The City Council will also be seeking alternate bids to make repairs to the current clarifier, which is 22 years old.
A new clarifier will cost about $1.5 million, City Manager Mark Latham said.
Joe Gillespie, director of Public Works, said the city has set aside money over the past five years for the project.
“The project is in the water fund budget for this fiscal year and funding has been reserved,” he said.
Bids will be opened on March 15.
City officials are expecting construction will start this summer, and the clarifier should be running by next January.
Other council action
In other news:
▪ The City Council unanimously agreed to vacate a portion of Madison Street, lying southwesterly of the westerly line of Deal Street, and sell it to Dave Korte for $3,250.
Korte, who owns Korte Meat Process Processing at 810 Deal St., is planning to expand his business and build a new parking lot.
Korte contacted the city a few months ago about his need to build a dry storage area.
“He has tried to purchase property around his business, but nothing has worked out,” City Manager Mark Latham stated in a Jan. 20 memo to Mayor Joe Michaelis and City Council members.
▪ The City Council, by a 3-1 vote, passed an ordinance allowing Highland Communication Service to add an expedited service option and an after-business-hours service fee.
Latham recommend the ordinance, which will allow HCS to provide installations outside of normal business hours, for a flat fee of $150 per install.
“As construction continues and demand for HCS increases, our installation schedule is expected to fill beyond the current three-plus week window,” he said.
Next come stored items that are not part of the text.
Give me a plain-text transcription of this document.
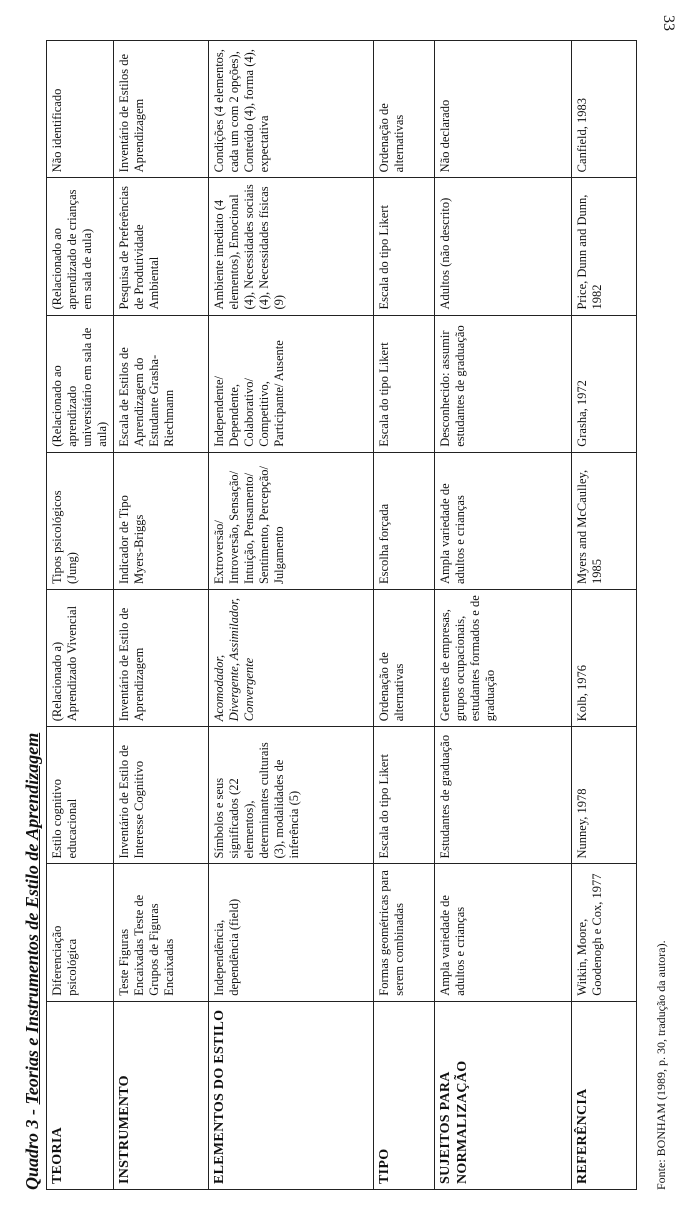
33
Quadro 3 - Teorias e Instrumentos de Estilo de Aprendizagem
TEORIA	Diferenciação psicológica	Estilo cognitivo educacional	(Relacionado a) Aprendizado Vivencial	Tipos psicológicos (Jung)	(Relacionado ao aprendizado universitário em sala de aula)	(Relacionado ao aprendizado de crianças em sala de aula)	Não identificado
INSTRUMENTO	Teste Figuras Encaixadas Teste de Grupos de Figuras Encaixadas	Inventário de Estilo de Interesse Cognitivo	Inventário de Estilo de Aprendizagem	Indicador de Tipo Myers-Briggs	Escala de Estilos de Aprendizagem do Estudante Grasha-Riechmann	Pesquisa de Preferências de Produtividade Ambiental	Inventário de Estilos de Aprendizagem
ELEMENTOS DO ESTILO	Independência, dependência (field)	Símbolos e seus significados (22 elementos), determinantes culturais (3), modalidades de inferência (5)	Acomodador, Divergente, Assimilador, Convergente	Extroversão/ Introversão, Sensação/ Intuição, Pensamento/ Sentimento, Percepção/ Julgamento	Independente/ Dependente, Colaborativo/ Competitivo, Participante/ Ausente	Ambiente imediato (4 elementos), Emocional (4), Necessidades sociais (4), Necessidades físicas (9)	Condições (4 elementos, cada um com 2 opções), Conteúdo (4), forma (4), expectativa
TIPO	Formas geométricas para serem combinadas	Escala do tipo Likert	Ordenação de alternativas	Escolha forçada	Escala do tipo Likert	Escala do tipo Likert	Ordenação de alternativas
SUJEITOS PARA NORMALIZAÇÃO	Ampla variedade de adultos e crianças	Estudantes de graduação	Gerentes de empresas, grupos ocupacionais, estudantes formados e de graduação	Ampla variedade de adultos e crianças	Desconhecido: assumir estudantes de graduação	Adultos (não descrito)	Não declarado
REFERÊNCIA	Witkin, Moore, Goodenogh e Cox, 1977	Nunney, 1978	Kolb, 1976	Myers and McCaulley, 1985	Grasha, 1972	Price, Dunn and Dunn, 1982	Canfield, 1983
Fonte: BONHAM (1989, p. 30, tradução da autora).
“While we are very clear with our incoming customers about wait times and schedule and, we do our best to work them into the schedule to fit their needs, often times extenuating circumstances arise that could be remedied with an expedite option. By allowing after-hour installs to accommodate customers’ needs, but requiring a fee, a balance should be struck resulting in additional calendar availability and reduced financial loss in overtime payment.”
Latham expects the financial impact will be minimal.
“Our goal is not to make money, but to accommodate our customers’ growing needs with the current staffing levels,” he said.
▪ The City Council unanimously agreed to modify the special event ordinance. Any group or organization that plans to hold a special event, which draws more than 150 people in attendance, will now be required to complete an application with the city.
The Incident Command Committee recommended the ordinance.
“We have discussed and reviewed this for some time and feel we have a workable ordinance that will be beneficial to all parties involved,” Highland Police Chief Terry Bell said. “It is our intent that the information gained through this process will enable the city staff to be better prepared when events occur and will enhance the overall public safety concerns.”